The most tiresome thing of being a coach is watching fighters hit that wall of fear and choose to walk away from it. It’s heart wrenching to watch from the outside and see it so clear. How do you convey the changes that occur when one walks through the fire without veering?
I was a hot mess in my late teens and early 20’s, but one thing that I clung to was sports and an insane work ethic. At one point, I was a senior in high school taking honors/AP classes, working night shift and playing organized school sports. I chewed a lot of gum to stay awake in class and had dependable workmates that would let me doze in between rounds.
Emotionally and mentally I was chaotic, dramatic, all over the place. Work and sports were my paved path. I couldn’t keep it together on the inside, so I made the outside a constant.
Stalking Wolf said that if we took our knives and camped in Hell for a week alone, we would never be afraid of anything again. He gave us strict instructions about what area we had to stay in and what trails we could use. – The Tracker- The true story of Tom Brown Jr.
Fighters disappear into their heads……they disappear into their own self pity. We all have that tendency…..but boxing and life are cumulative. Nothing stops and if you do, things pass you by. Nature constantly moves. She doesn’t have a bad day, disappear, pull back her wind and hide. She keeps moving. When we stop, when we don’t move through and face our troubles, then we will be out of synch and the work is 50 times harder than it was before. What used to be your solace now becomes a discomfort.
When we retreat and isolate, we cut ourselves off from nature and that is truly impossible. We have no choice but to be linked, each molecule of ourselves is part of world. We are all connected and our isolation is a violent act to the fabric that binds us.
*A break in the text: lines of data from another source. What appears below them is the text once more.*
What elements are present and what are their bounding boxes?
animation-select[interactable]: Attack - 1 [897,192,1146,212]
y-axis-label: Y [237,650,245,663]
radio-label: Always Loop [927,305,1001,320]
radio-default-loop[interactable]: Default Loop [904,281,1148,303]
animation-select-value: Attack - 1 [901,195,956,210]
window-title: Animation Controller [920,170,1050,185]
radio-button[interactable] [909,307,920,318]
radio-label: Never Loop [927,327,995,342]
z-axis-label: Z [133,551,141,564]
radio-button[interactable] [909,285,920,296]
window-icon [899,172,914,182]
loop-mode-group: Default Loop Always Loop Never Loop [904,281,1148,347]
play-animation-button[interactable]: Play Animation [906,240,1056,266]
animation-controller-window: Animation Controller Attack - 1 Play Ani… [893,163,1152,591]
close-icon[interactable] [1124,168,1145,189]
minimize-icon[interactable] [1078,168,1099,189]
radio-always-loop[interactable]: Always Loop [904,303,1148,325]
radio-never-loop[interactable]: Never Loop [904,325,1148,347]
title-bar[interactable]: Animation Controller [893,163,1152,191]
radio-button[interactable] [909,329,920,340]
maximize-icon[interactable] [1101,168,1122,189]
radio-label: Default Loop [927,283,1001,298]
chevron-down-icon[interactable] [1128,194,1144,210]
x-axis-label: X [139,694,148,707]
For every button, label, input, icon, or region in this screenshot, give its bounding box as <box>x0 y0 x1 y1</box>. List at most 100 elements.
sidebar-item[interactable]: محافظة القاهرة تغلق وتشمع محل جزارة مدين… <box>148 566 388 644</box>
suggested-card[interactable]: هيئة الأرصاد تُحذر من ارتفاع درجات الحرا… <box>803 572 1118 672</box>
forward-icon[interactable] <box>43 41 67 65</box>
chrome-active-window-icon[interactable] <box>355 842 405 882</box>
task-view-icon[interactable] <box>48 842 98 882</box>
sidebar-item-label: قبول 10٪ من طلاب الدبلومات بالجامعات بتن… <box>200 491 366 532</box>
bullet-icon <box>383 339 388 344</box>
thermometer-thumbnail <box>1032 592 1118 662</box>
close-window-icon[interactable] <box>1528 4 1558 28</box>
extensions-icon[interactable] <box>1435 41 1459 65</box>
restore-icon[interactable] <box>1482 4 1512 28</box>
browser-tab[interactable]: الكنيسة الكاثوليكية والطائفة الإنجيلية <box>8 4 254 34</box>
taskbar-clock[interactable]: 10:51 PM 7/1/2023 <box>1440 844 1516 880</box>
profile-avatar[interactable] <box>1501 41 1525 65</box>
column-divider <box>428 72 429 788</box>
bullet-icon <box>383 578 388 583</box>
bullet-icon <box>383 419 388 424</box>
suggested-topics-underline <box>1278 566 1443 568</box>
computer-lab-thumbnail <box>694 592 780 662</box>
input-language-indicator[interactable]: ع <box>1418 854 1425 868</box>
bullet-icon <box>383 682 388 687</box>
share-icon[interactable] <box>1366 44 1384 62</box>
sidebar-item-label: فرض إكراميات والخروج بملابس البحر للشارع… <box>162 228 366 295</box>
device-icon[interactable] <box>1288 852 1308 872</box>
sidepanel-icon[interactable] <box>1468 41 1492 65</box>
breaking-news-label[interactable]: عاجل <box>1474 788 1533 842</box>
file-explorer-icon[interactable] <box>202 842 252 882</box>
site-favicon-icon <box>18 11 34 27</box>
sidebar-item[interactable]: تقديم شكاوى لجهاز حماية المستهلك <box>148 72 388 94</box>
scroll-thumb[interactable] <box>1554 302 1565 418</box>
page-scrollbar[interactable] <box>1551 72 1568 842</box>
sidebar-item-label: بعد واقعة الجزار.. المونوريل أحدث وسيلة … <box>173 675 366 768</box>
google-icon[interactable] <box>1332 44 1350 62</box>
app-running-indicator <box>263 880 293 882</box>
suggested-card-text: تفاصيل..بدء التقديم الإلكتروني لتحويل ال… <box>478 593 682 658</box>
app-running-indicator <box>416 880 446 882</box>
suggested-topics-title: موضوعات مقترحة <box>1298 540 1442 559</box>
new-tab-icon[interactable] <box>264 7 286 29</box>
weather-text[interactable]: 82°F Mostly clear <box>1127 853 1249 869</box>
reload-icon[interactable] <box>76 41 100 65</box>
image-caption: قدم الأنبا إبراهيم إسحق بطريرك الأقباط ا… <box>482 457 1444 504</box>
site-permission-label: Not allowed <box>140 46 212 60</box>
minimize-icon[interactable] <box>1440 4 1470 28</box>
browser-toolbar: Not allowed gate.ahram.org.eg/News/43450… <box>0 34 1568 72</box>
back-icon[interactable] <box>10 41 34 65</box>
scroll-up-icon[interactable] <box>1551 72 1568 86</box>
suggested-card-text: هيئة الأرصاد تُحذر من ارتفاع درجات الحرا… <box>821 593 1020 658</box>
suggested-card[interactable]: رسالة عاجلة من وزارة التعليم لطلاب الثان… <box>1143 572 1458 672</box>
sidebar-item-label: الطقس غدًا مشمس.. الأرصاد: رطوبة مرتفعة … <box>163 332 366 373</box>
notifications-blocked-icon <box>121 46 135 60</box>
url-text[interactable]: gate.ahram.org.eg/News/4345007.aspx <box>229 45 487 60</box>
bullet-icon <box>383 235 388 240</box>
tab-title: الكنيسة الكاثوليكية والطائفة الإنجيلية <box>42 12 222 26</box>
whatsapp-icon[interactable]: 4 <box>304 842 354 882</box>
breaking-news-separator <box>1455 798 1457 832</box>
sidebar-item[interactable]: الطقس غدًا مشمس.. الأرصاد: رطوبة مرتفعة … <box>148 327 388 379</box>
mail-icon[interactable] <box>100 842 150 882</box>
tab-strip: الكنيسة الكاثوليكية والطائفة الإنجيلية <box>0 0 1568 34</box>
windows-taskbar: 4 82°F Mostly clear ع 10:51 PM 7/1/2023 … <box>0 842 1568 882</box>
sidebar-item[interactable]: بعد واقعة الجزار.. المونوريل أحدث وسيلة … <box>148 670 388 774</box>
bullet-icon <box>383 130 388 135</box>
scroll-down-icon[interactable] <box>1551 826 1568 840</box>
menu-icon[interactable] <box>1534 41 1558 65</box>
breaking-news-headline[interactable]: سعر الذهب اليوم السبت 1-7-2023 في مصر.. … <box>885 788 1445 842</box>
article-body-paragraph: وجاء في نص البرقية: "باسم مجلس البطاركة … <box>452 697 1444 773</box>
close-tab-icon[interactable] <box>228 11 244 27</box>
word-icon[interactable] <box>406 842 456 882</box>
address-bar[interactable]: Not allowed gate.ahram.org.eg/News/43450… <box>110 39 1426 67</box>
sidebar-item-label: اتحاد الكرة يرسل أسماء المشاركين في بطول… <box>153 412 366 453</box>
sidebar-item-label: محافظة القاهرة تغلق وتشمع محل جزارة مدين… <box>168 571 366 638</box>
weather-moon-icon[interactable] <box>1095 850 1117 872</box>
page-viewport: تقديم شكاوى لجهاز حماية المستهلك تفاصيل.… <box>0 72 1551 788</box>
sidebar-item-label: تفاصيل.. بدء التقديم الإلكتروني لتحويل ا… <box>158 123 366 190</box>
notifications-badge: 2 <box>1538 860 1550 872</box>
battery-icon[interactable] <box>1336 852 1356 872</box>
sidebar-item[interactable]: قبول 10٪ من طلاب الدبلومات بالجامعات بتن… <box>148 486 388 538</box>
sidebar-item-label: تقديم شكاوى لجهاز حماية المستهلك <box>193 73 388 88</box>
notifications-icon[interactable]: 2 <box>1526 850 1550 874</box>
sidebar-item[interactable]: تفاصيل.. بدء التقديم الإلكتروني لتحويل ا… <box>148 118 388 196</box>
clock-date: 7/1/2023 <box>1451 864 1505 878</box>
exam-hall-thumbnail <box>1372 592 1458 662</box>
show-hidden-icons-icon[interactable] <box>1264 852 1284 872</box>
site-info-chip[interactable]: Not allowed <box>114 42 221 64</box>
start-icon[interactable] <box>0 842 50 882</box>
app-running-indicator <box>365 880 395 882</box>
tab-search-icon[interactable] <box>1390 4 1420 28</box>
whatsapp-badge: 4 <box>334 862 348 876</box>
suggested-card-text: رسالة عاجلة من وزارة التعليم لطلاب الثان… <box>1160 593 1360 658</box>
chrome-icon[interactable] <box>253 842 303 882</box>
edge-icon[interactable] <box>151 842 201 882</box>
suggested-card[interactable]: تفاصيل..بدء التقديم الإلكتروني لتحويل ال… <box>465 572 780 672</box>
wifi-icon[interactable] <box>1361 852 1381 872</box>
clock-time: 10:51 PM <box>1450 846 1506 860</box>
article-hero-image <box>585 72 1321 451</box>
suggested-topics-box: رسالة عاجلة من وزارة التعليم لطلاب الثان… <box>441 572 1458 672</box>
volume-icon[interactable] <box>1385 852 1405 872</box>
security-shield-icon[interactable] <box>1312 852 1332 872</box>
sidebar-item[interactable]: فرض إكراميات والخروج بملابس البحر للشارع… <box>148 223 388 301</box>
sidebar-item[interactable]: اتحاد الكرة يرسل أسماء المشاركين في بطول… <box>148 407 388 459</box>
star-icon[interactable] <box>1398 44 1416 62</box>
A miraculous thing happened to me at that moment. My fear turned inside out and became maniacal rage. I was still there and I was still scared, but I was too mad for fear to have any effect……..I believe I must have chased it two hundred yards, well into the woods, before I fell down too exhausted to run or punch or stab another time. I stayed on my hands and knees, panting, with my head hanging. I did not care if whatever I was chasing turned and came back on me all teeth and appetite. I did not care. I had spent my rage. I had spent my fear……I confronted it and have not been truly afraid since.
I have come through many experiences and my best lessons were from looking into the lion’s mouth. I am thankful for the courage to feel pain, discomfort, insecurity, joy, success. This ability to feel and keep my balance is what put the walls up in the gym.